Once Windows puts up its splash screen, the lights turn off and stay off until Windows is fully booted, as indicated by the login screen displayed. At this point, the green light on top of the socket (the other displays yellowish orange when lit) occasionally blinks twice, which I interpret as a poll seeking the attached router/modem, Westell in this case. By occasionally, I mean about once every minute. Waiting for those blinks takes concentration to keep my eyes focused and open so as not to miss the blinks. This blinking pattern will continue overnight (at least I assume it does, because it blinks before I go to sleep and still blinks when I look after awaking).
"Since you have established that all 4 ports on the router/modem work with XP, the problem is probably with the Ethernet adapter on your Windows Vista computer. Every once and a while you run across situations where the two good devices will refuse to talk to each other."
That's sort of correct. What actually is the case is that one or both of the devices have implemented an interface that does not share sufficient compatibility with the other. The device that disagrees with a third device is usually the one to improve. My fear is that the move from a 32-bit based OS to a 64-bit based OS has failed in some manner in the area of the Internet interface.
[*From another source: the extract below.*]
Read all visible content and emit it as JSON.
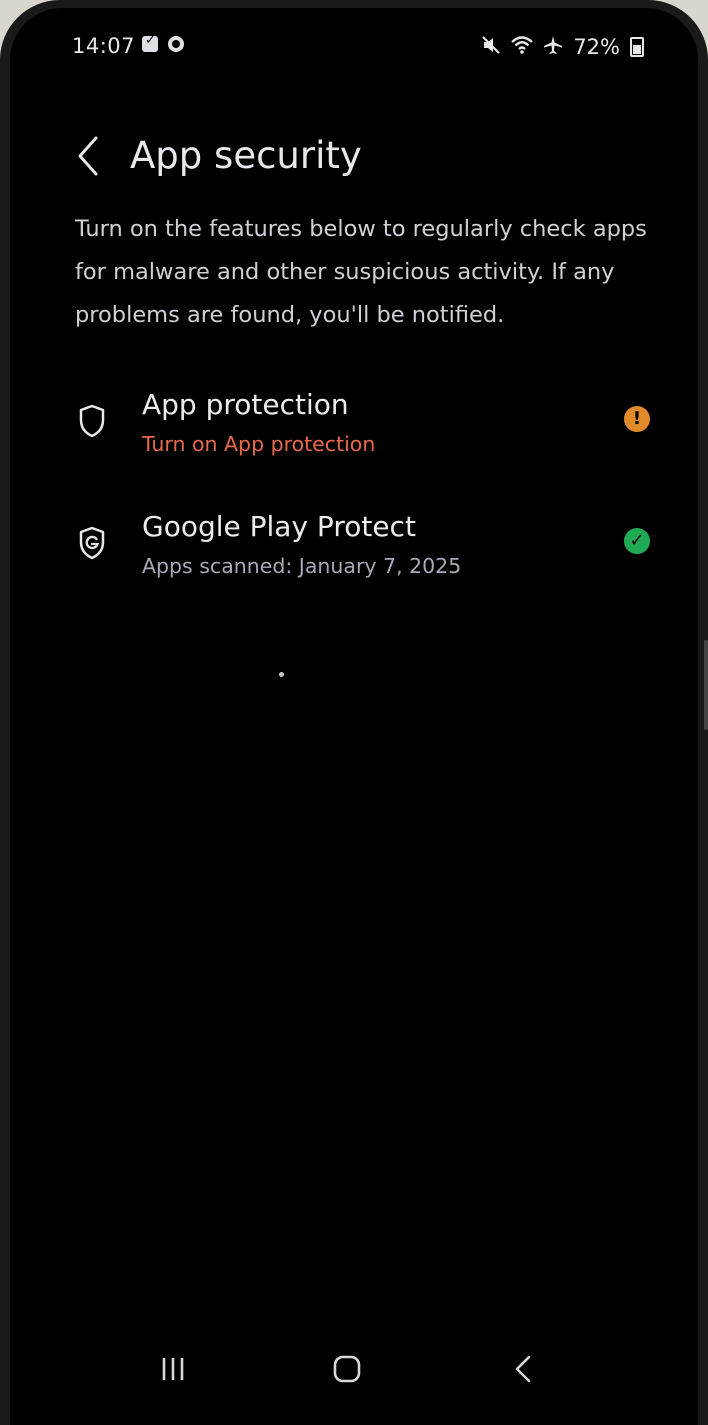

It will be a hard task to get the developer of that software to go back and find and fix the incompatibility. Granted there may be a physical manufacturing flaw also, but I've sent this computer back to HP twice and they didn't find a problem. Again, It will probably take the type of time to find such a flaw that HP is not motivated to pursue such an investigation.
"My suggestion is buy a different Ethernet adapter for your Vista Computer, install it, and see if that works."
Two points here:
1) The computer is still under warranty and I'm not yet at the level of understanding this problem that I want to void warranty to solve the problem this way. If I document this well enough others may benefit, also.
2) If you look at the Upgrading and Servicing Guide, pages 12-19, you'll see this is a very compact All-In-One configuration. I don't know that this interface IS implemented as a PCI daughterboard. Again, I seek the documentation on this. And the warranty issue applies to third-party hardware.
I may come to moving off DSL to FiOS, which will change the provided router/modem and may solve the problem since the FiOS interface may be of more recent vintage and be 10/100/1000. (Of course, that may mean my Dells won't work anymore.)
"I also assume you have tried a hard reset on the modem/router (press the rest button)."
No, I haven't because I have two working machines that would be disconnected at that point. Yes, I could restore the settings, but I not ready to take that route, yet.
Convince me it has some probability of providing new, useful information in the search for a solution.
Thank you for staying with this mattheww. I look forward to your further comments.